Dafür gibt es JEDER MENGE äußerst hübscher Menschen zu sehen. Beim Cast wurde enorm auf Attraktivität geachtet. Okay, die zukünftige Menschheit kann sich seine Sleeves aussuchen, sie durch Wundermedizin heile halten oder Einzelteile modifizieren, aber auch dafür braucht es Geld – Pardon, Credits.

Zum Glück weichen die Charaktere nach und nach etwas auf, entwickeln menschlichere Züge und sich selbst weiter. Nicht viel, aber es reicht. Chris Conner als künstliche Intelligenz Poe (Im Buch heißt sein Hotel übrigens nicht „Raven“, sondern „Hendrix“, nach Gitaristen-Legende Jimi) hat mir super gefallen – vielleicht auch gerade, weil er als einziger den wirklichen Drang zu verspüren scheint, menschlich sein zu wollen. Joel Kinnaman mochte ich in „House of Cards“ sehr, wo er als moderner Super-Jungpolitiker enorm eloquent (und viel weniger nuschelnd!) gesprochen hat. Allgemein gibt es gar immer mal vereinzelte gute Dialoge zwischen all dem Übercoolen und hochphilosophischen Gehabe. Denn ja, die Serie will alles sein – von brutaler Action bis richtungsweisender Religion.

Are you a believer?

Kommen wir (endlich!) zur eigentlichen Kritik. Die Serie hat wie sein Handlungsort „Bay City“ nämlich so ziemlich alles zu bieten – gottgleiche Überflieger-Momente bis hin zu dreckig schlechten Elementen am Boden der Fernsehunterhaltung. Dabei weiß das Wichtigste zu überzeugen. Die Story an sich ist (zumindest für mich, der das Buch nicht kannte) frisch und macht neugierig. Dazu wird die Geschichte auch durch die verschachtelte Erzählung nochmals eine Stufe komplexer und selbst, dass mir bei einigen Figuren nicht direkt klar war, wer das nun ist, stellt sich nach einer Weile nicht als Malus, sondern als Bonus heraus. All die Sleeves, Klone und diese „normale Alterung“, die auch noch vorhanden sein soll – das verwirrt schon einmal…

Auch bildlich macht „Altered Carbon“ eigentlich einen guten Job. Die Bildsprache ist gut bis sehr gut und auch die visuellen Effekte überzeugen größtenteils. Wirkliche „Wow!“-Momente gibt es allerdings auch nicht gerade viele. Man merkt dann doch zum Beispiel am plötzlich nur noch spärlichen Einsatz fliegender Autos, die man in der Pilotfolge noch vermehrt zu sehen bekam (ist ja auch eine „Pilot“-Folge, muahahah!), dass Budget gespart werden musste.
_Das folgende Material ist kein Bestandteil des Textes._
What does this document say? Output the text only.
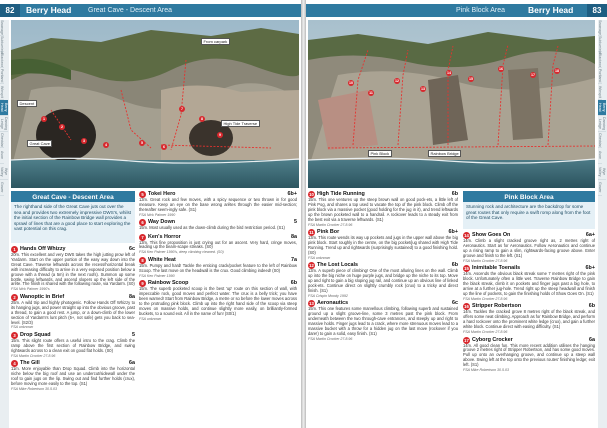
82	Berry Head Great Cave - Descent Area
Swanage
Subluminal
Blacknor
Portland
Winspit
Berry Head
Dancing Ledge
Cheddar
Avon
Wye Valley
Gower
Descent
Great Cave
High Tide Traverse
From carpark
1
2
3
4	5
6
7
8
9
Great Cave - Descent Area
The righthand side of the Great Cave juts out over the sea and provides two extremely impressive DWS's, whilst the initial section of the Rainbow Bridge wall provides a sprawl of lines that are a good place to start exploring the vast potential on this crag.
1 Hands Off Whizzy	6c
20m. This excellent and very DWS takes the high jutting prow left of Yardarm. Start on the upper portion of the easy way down into the Great Cave. Traverse leftwards across the recess/horizontal break with increasing difficulty to arrive in a very exposed position below a groove with a thread (a 5m) in the next roofs). Summon up some bottle, swing leftwards, and ascend slopers up the left side of the arête. The finish is shared with the following route, via Yardarm. (S0)
FSA Nick Palmer 1990's
2 Wanoptic in Brief	8a
25m. A wild trip and highly photogenic. Follow Hands Off Whizzy to its hanging jugs, and power straight up into the obvious groove, past a thread, to gain a good rest. A jump, or a down-climb of the lower section of Yardarm's lunt pitch (5+, not safe) gets you back to sea-level. (S2/3)
FSA unknown
3 Drop Squad	5
15m. This slight route offers a useful intro to the crag. Climb the ramp above the first section of Rainbow Bridge, and swing rightwards across to a clean exit on good flat holds. (S0)
FSA Martin Crocker 27.8.96
4 The Gill	6a
11m. More enjoyable than Drop Squad. Climb into the horizontal niche below the big roof and use an undercut/sidewall under the roof to gain jugs on the lip. Swing out and find further holds (crux), before moving more easily to the top. (S1)
FSA Mike Robertson 30.5.03
5 Tokei Hero	6b+
13m. Great rock and few moves, with a spicy sequence or two thrown in for good measure. Keep an eye on the base wrong arêtes through the easier mid-section; thereafter seem-ingly safe. (S1)
FSA Nick Palmer 1990
6 Way Down	5
15m. Most usually used as the down-climb during the bird restriction period. (S1)
7 Ken's Horror	8a
13m. This fine proposition is just crying out for an ascent. Very hard, cringe moves, leading up the beam-scape streaks. (S0)
FSA Ken Palmer 1990's, deep climbing cleaned. (S0)
8 White Heat	7a
15m. Pumpy and hard! Tackle the enticing crack/pocket feature to the left of Rainbow Scoop. The last move on the headwall is the crux. Good climbing indeed! (S0)
FSA Ken Palmer 1990
9 Rainbow Scoop	6b
15m. The superb pocketed scoop is the best 'up' route on this section of wall, with impeccable rock, good moves and perfect water. The crux is a belly trick; you have been warned! Start from Rainbow Bridge, a metre or so before the lower moves across to the protruding pink block. Climb up into the right hand side of the scoop via steep moves on massive holds, and continue slightly more easily, on brilliantly-formed buckets, to a sound exit. All in the name of fun! (S0/1)
FSA unknown
Pink Block Area	Berry Head	83
Swanage
Subluminal
Blacknor
Portland
Winspit
Berry Head
Dancing Ledge
Cheddar
Avon
Wye Valley
Gower
Rainbow Bridge
Pink Block
10
11
12
13
14
15
16
17
18
Pink Block Area
Stunning rock and architecture are the backdrop for some great routes that only require a swift romp along from the foot of the Great Cave.
10 High Tide Running	6b
15m. This one ventures up the steep brown wall on good pock-ets, a little left of Pink Pog, and shares a top used to vacate the top of the pink block. Climb off the pink block via a massive pocket (good holding for the jug in it), and trend leftwards up the brown pocketed wall to a handrail. A rockover leads to a steady exit from the best exit via a traverse leftwards. (S1)
FSA Martin Crocker 27.8.96
11 Pink Bor	6b+
13m. This route wends its way up pockets and jugs in the upper wall above the big pink block. Start roughly in the centre, on the big pocket/jug shared with High Tide Running. Trend up and rightwards (surprisingly sustained) to a good finishing hold. (S0)
FSA unknown
12 The Lost Locals	6b
13m. A superb piece of climbing! One of the most alluring lines on the wall. Climb up into the big niche on huge purple jugs, and bridge up the niche to its top. Move up and right to gain a big sloping jug rail, and continue up an obvious line of linked pock-ets. Continue direct on slightly crumbly rock (crux) to a tricky and direct finish. (S1)
FSA Crispin Moody 1992
13 Aeronautics	6c
15m. This one features some marvellous climbing, following superb and sustained ground up a slight groove-line, some 3 metres past the pink block. From underneath between the two through-cave entrances, and steeply up and right to massive holds. Finger jugs lead to a crack, where more strenuous moves lead to a massive bucket with a throw for a hidden jug on the last move (rockover if you dare!) to gain a solid, easy finish. (S1)
FSA Martin Crocker 27.8.96
14 Show Goes On	6a+
14m. Climb a slight cracked groove right as, 2 metres right of Aeronautics. Start as for Aeronautics. Follow Aeronautics and continue up a rising ramp to gain a slim, rightwards-facing groove above. Enter groove and finish to the left. (S1)
FSA Martin Crocker 27.8.96
15 Inimitable Toenails	6b+
14m. Ascends the obvious black streak some 7 metres right of the pink block. Unfortunately often a little wet. Traverse Rainbow Bridge to gain the black streak, climb it on pockets and finger jugs past a big hole, to arrive at a further jug-hole. Trend right up the steep headwall and finish up the line of pockets, to gain the finishing holds of Show Goes On. (S1)
FSA Martin Crocker 27.8.96
16 Stripper Robertson	6b
14m. Tackles the cracked grove 8 metres right of the black streak, and offers some neat climbing. Approach as for Rainbow Bridge, and perform a hard rockover onto the prominent white ledge (crux), and gain a further white block. Continue direct with easing difficulty. (S1)
FSA Martin Crocker 27.8.96
17 Cyborg Crocker	6a
14m. All good clean fun. This more recent addition utilises the hanging groove 2 metres right of Stripper Robertson, and has some good moves. Pull up onto an overhanging groove, and continue up a steep wall above. Swing left at the top onto the previous routes' finishing ledge; exit left. (S1)
FSA Mike Robertson 30.5.03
Kleine Dinge, die mich (mal wieder) genervt haben: Deutsch-sprechende Nicht-Deutsche. Dann lasst es doch bleiben, so wichtig ist nun auch nicht, dass Antagonisten noch diese kleine deutsche Stück böser werden… Und auch das schlechte alte „Zauberschützen treffen plötzlich nicht mal große Scheunentore“-Phänomen tritt in regelmäßiger Häufigkeit auf. Von kleinen bist mittelgroßen Logikschwächen ganz zu schweigen, aber wenn man die Staffel komplett geschaut hat, dürfte man sich längst damit abgefunden haben, dass Coolness eben über Logik triumphiert (3:2 im Schnick-Schnack-Schnuck). Da ist es dann schon fast egal, wie nochmals drüber das Staffelfinale dann in vielerlei Hinsicht ist.
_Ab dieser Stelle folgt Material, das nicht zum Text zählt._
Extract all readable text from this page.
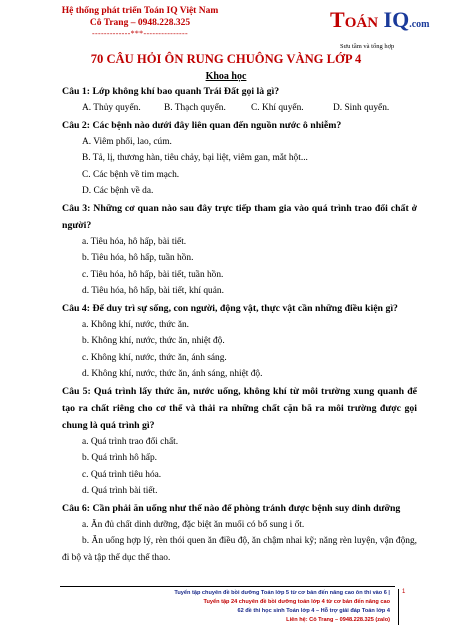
Hệ thống phát triển Toán IQ Việt Nam
Cô Trang – 0948.228.325
-------------***---------------
TOÁN IQ.com
Sưu tầm và tổng hợp
70 CÂU HỎI ÔN RUNG CHUÔNG VÀNG LỚP 4
Khoa học
Câu 1: Lớp không khí bao quanh Trái Đất gọi là gì?
A. Thủy quyển.	B. Thạch quyển.	C. Khí quyển.	D. Sinh quyển.
Câu 2: Các bệnh nào dưới đây liên quan đến nguồn nước ô nhiễm?
A. Viêm phổi, lao, cúm.
B. Tả, lị, thương hàn, tiêu chảy, bại liệt, viêm gan, mắt hột...
C. Các bệnh về tim mạch.
D. Các bệnh về da.
Câu 3: Những cơ quan nào sau đây trực tiếp tham gia vào quá trình trao đổi chất ở người?
a. Tiêu hóa, hô hấp, bài tiết.
b. Tiêu hóa, hô hấp, tuần hồn.
c. Tiêu hóa, hô hấp, bài tiết, tuần hồn.
d. Tiêu hóa, hô hấp, bài tiết, khí quản.
Câu 4: Để duy trì sự sống, con người, động vật, thực vật cần những điều kiện gì?
a. Không khí, nước, thức ăn.
b. Không khí, nước, thức ăn, nhiệt độ.
c. Không khí, nước, thức ăn, ánh sáng.
d. Không khí, nước, thức ăn, ánh sáng, nhiệt độ.
Câu 5: Quá trình lấy thức ăn, nước uống, không khí từ môi trường xung quanh để tạo ra chất riêng cho cơ thể và thải ra những chất cặn bã ra môi trường được gọi chung là quá trình gì?
a. Quá trình trao đổi chất.
b. Quá trình hô hấp.
c. Quá trình tiêu hóa.
d. Quá trình bài tiết.
Câu 6: Cần phải ăn uống như thế nào để phòng tránh được bệnh suy dinh dưỡng
a. Ăn đủ chất dinh dưỡng, đặc biệt ăn muối có bổ sung i ốt.
b. Ăn uống hợp lý, rèn thói quen ăn điều độ, ăn chậm nhai kỹ; năng rèn luyện, vận động, đi bộ và tập thể dục thể thao.
Tuyển tập chuyên đề bồi dưỡng Toán lớp 5 từ cơ bản đến nâng cao ôn thi vào 6 |
Tuyển tập 24 chuyên đề bồi dưỡng toán lớp 4 từ cơ bản đến nâng cao
62 đề thi học sinh Toán lớp 4 – Hỗ trợ giải đáp Toán lớp 4
Liên hệ: Cô Trang – 0948.228.325 (zalo)
1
Ich hatte zu Beginn so meine Probleme mit der Serie. Nicht, dass ich nicht rein kam – die Geschichte um den kuriosen Mordfall, Körperwechsel und so weiter hat direkt Neugier wecken können – aber alles wirkte künstlich. Klar, Science Fiction und so, aber normalerweise betrifft das größtenteils die Umgebung. Die wirkte beinahe normaler als die menschenähnlichen Figuren, die sich darin bewegten. Aber genau das macht dann die große Stärke von „Altered Carbon“ aus. Wir werden stets auch moralisch abgeholt. Soll das die Menschheit sein, wie sie in rund 350 Jahren existieren soll? Welche Art von Mensch wollen wir persönlich dann noch sein? Und in wie fern gehört der Tod zum Leben dazu? Ist er gar eine Erlösung vor der gar nicht so tollen Unsterblichkeit?

Nein, meine Serie des Jahres wird „Altered Carbon“ sicherlich nicht, aber sie ist eine besondere Serie. Besonders gewalttätig, besonders freizügig, besonders cool. Sie spielt gekonnt mit der ihre gegebenen neuen Basis der vielschichtigen Sterblichkeit, was dramatische Momente und Twists ins Absurde drehen kann. Und das macht durchaus Spaß, wenn man sich erstmal darauf eingelassen hat.

Altered Carbon Staffel 2?

Noch ist nicht klar, ob und wann es eine zweite Staffel der Seite geben wird. Im Interview mit TV Guide hatte Hauptdarsteller Joel Kinnaman noch gesagt, dass er gar nicht wüsste, wie das inhaltlich aussehen würde:

„We have no idea what the second season would be, but my guess is that they would follow the two other books, and they are all on completely different planets, completely different worlds, and my guess is — and I don’t know — my guess is that it’s sort of going to be an anthology show where maybe a couple of the characters continue into the next season. But no one knows what’s going on in the second season.“

Und ebenso, dass er wohl nicht mit dabei sein wird. Das konkretisieren auch Berichte darüber, dass Kinnaman zukünftig die Streaming Anbieter-Seiten wechselt und für Amazon an einer Serien-Adaption des 2011er Film-Hits „Hanna“ mitwirken soll.

Durch die Körperwechselfähigkeiten und die gerademal angerissene dystopische Welt (oder besser: Universum), sind ja eigentlich Türen und Tore offen für eine Anthologie, was mich sehr freuen würde. Die Handlung der Staffel 1-Geschichte ist bis auf den kleinen „Prinzessinnen“-Task, der am Ende offen gelassen wird, ja recht kompakt abgeschlossen. Den Weg kann dann aber theoretisch auch Will Yun Lee wieder einnehmen. Oder wer ganz Neues. Fraglich bleibt natürlich, ob die enormen Produktionskosten eine zweite Staffel ermöglichen. Bei dem einst gefeierten „Sense8“ hatten Kritiken, Fans und das originelle Setting am Ende ja auch nicht über fehlende Wirtschaftlichkeit hinwegtäuschen können (bzw. am Ende nur bedingt). Immerhin gibt es aber bereits Roman-Futter, denn Autor Richard K. Morgan hat mit „Broken Angels“ und „Woken Furies“ bereits zwei Sequels veröffentlicht.